Guardian Angel Technologies: Providing Right Information to the Right People
- Raj Reddy | Carnegie Mellon University
In the increasingly digital world of the 21st century, every person on the planet should be able to get timely warnings about potential calamities like typhoons and tornados as well as earthquakes and flooding. Twenty years ago, my colleague, Professor Jaime Carbonell, proposed a grand challenge for Computer Science that society should aspire to get the right information to the right people at the right time in the right language in the right medium with the right level of detail. He called it the Digital Bill of Rights. Advances in computing of the last two decades finally make it possible for us to explore technologies for realizing this vision. The concept of getting the right information to every man, woman and child on the planet in a timely manner is a big idea.
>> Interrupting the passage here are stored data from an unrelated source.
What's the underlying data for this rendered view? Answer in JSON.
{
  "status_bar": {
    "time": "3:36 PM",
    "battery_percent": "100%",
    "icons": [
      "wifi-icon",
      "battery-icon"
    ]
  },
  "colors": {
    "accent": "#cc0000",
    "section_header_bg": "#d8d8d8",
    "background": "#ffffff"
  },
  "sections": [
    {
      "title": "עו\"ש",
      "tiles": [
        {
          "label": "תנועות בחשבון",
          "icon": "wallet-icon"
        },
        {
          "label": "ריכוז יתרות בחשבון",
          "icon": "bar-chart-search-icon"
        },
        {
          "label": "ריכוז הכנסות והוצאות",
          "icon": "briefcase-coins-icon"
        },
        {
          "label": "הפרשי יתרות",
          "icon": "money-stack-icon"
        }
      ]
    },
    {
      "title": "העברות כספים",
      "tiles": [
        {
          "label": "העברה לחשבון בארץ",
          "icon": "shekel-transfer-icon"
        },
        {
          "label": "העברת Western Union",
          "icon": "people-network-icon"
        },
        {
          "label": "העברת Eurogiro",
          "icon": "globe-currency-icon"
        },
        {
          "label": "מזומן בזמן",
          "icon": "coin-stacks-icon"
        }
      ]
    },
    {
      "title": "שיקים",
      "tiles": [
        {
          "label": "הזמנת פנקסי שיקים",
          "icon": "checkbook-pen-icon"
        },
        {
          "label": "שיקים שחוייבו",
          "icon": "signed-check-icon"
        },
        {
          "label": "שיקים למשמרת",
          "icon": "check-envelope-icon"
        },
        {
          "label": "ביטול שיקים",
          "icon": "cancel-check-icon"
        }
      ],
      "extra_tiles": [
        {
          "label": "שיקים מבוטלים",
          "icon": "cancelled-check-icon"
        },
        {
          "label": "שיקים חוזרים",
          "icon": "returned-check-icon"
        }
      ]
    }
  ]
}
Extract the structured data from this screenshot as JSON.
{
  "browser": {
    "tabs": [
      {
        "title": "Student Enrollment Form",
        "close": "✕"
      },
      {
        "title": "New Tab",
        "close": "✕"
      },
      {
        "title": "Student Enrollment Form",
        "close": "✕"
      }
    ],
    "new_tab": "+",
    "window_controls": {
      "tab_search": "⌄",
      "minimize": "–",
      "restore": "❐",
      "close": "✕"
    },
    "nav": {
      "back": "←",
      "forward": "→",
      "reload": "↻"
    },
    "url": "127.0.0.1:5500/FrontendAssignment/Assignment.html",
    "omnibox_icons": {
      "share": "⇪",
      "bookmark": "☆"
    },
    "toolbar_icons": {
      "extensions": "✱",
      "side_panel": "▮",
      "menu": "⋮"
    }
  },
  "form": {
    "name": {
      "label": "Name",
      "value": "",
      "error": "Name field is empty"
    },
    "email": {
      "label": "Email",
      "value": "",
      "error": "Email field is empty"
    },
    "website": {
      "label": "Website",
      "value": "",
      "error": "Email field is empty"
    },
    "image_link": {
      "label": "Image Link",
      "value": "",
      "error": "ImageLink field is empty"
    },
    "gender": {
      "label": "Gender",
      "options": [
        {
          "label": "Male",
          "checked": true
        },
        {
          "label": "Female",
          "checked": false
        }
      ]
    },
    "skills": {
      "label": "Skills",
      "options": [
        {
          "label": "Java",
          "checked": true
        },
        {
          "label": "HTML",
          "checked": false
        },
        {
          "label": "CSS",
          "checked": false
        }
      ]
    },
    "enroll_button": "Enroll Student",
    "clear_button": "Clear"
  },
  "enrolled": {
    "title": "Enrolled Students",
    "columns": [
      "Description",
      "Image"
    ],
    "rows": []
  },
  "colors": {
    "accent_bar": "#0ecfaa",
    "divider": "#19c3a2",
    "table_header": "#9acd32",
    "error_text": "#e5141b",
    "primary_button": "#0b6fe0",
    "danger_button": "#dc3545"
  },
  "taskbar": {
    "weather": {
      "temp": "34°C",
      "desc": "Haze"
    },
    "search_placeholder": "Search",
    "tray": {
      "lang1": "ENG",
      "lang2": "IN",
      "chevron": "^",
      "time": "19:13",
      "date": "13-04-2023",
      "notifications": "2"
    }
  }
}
It assumes that all seven billion of us should be able to get information of direct interest, filtering out all the rest of the data glut. In this talk, we propose the creation of Guardian Angel Technologies for fulfilling the Digital Bill of Rights. A Guardian Angel is an autonomic, nonintrusive, device-independent virtual avatar for every person on the planet that is always-on, always-working and always-learning (and whispers in your ear that a tornado is heading your way). GATs are a social network of guardian angels that monitor, analyze and learn from their own experience and experience of others by sharing anonymized knowledge using publish/subscribe mechanisms of social networking. In this talk, we will review the current state of the art and propose a research agenda to create the guardian angel technology.
Speaker Details
Raj Reddy is the Moza Bint Nasser University Professor of Computer Science and Robotics in the School of Computer Science at Carnegie Mellon University. He is one of the early pioneers of Artificial Intelligence, has served on the faculty of Stanford and Carnegie Mellon University for over 40 years and was the Founding Director of the Robotics Institute at CMU. Dr. Reddy received the ACM Turing Award in 1994 for his contributions to Artificial Intelligence. He was awarded the Legion of Honor by President Mitterrand of France in 1984 and the Padma Bhushan by the President of India in 2001. He was awarded the Okawa Prize in 2004, the Honda Prize in 2005, and the Vannevar Bush Award in 2006. He served as co-chair of the President’s Information Technology Advisory Committee (PITAC) from 1999 to 2001. He has been awarded eleven honorary doctorates (Doctor Honoris Causa) including Universities of Henri-Poincare, New South Wales, Massachusetts, Warwick, and HKUST.